The study of fossilised remains of herbivorous animals, particularly those rare findings with well-preserved gastrointestinal tracts filled with plant remains, is crucial to our understanding of the environment in which they lived. Summarising thirty years of research, Ukraintseva presents evidence on plants once eaten by Siberia's major herbivorous mammals. The collection of pollen and plant spores from food remains sheds light on the vegetation of these ancient habitats, enabling researchers to reconstruct local floras of the time. This also promotes further insight into the causes of the extinction of various species due to changing environmental conditions and food availability. Providing a history of the research undertaken, the book also includes specific chapters on the Cherski horse and bison, along with the vegetation and climate of Siberia in the late Anthropogene period, making it a lasting reference tool for graduate students and researchers in the field.

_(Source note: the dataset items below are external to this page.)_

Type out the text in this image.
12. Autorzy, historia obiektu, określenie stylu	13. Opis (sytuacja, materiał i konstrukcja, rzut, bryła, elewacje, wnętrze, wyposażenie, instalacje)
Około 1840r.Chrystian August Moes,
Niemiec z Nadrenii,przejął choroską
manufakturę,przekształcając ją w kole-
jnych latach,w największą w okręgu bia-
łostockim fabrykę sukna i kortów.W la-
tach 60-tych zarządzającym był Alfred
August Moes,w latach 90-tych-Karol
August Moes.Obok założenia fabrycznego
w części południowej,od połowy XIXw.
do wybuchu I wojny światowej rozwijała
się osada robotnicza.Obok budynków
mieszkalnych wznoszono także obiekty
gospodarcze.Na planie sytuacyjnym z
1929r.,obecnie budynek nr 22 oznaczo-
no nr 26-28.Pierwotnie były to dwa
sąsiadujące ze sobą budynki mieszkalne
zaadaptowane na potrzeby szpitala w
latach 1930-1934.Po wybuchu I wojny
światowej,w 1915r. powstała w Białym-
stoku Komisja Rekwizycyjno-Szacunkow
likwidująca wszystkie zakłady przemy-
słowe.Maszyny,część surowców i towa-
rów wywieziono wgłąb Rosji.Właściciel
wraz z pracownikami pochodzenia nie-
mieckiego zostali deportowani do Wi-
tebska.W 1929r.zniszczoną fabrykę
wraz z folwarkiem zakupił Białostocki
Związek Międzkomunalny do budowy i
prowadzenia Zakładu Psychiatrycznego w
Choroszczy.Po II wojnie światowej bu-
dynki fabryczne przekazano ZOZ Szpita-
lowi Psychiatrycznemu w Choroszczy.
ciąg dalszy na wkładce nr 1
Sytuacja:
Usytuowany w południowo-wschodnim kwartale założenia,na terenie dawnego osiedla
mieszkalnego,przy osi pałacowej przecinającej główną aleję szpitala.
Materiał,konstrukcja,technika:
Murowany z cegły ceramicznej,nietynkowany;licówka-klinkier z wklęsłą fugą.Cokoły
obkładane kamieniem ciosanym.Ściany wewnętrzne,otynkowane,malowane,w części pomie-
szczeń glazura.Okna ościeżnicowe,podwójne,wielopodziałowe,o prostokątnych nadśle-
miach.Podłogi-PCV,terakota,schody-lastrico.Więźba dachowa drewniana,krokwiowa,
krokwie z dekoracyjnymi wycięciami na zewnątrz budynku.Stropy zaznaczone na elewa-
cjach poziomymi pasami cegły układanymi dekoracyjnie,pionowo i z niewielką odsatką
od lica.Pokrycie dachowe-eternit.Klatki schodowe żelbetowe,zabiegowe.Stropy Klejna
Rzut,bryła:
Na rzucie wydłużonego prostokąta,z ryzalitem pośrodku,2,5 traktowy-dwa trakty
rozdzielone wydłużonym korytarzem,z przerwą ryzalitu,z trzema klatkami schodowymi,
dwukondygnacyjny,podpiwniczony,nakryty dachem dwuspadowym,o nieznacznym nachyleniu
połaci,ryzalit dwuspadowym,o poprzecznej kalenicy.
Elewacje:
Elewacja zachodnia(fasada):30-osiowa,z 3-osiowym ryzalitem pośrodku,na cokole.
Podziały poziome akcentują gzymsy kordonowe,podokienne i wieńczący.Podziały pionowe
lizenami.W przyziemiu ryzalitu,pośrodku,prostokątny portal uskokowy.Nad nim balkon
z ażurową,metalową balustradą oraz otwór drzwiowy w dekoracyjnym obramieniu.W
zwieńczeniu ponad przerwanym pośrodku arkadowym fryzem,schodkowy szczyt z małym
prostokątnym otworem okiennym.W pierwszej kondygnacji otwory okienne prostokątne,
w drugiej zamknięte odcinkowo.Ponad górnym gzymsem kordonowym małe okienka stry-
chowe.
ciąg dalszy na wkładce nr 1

Valentina V. Ukraintseva is Chief Investigator at the State Biosphere Reserve 'Taymyrskiy', Department of Research Investigations, Russia. She has published extensively on mammoths, is a member of the Mammoth Committee of the Russian Academy of Sciences and is also president of the Palynological Section of the Russian Botanical Society.
Preface; Acknowledgments; Introduction; 1. Some pages of history; 2. Material and methods; 3. The mammoth faunal complex; 4. Solving the mysteries of the Siberian mammoth and its companions; 5. Food remains of fossil herbivorous mammals as indicators of Late Quaternary floras in the North of Siberia; 6. Vegetation and climate of Siberia in the Late Quaternary; 7. Why did the mammoths die out so quickly?; 8. Summary; Glossary; References; Index.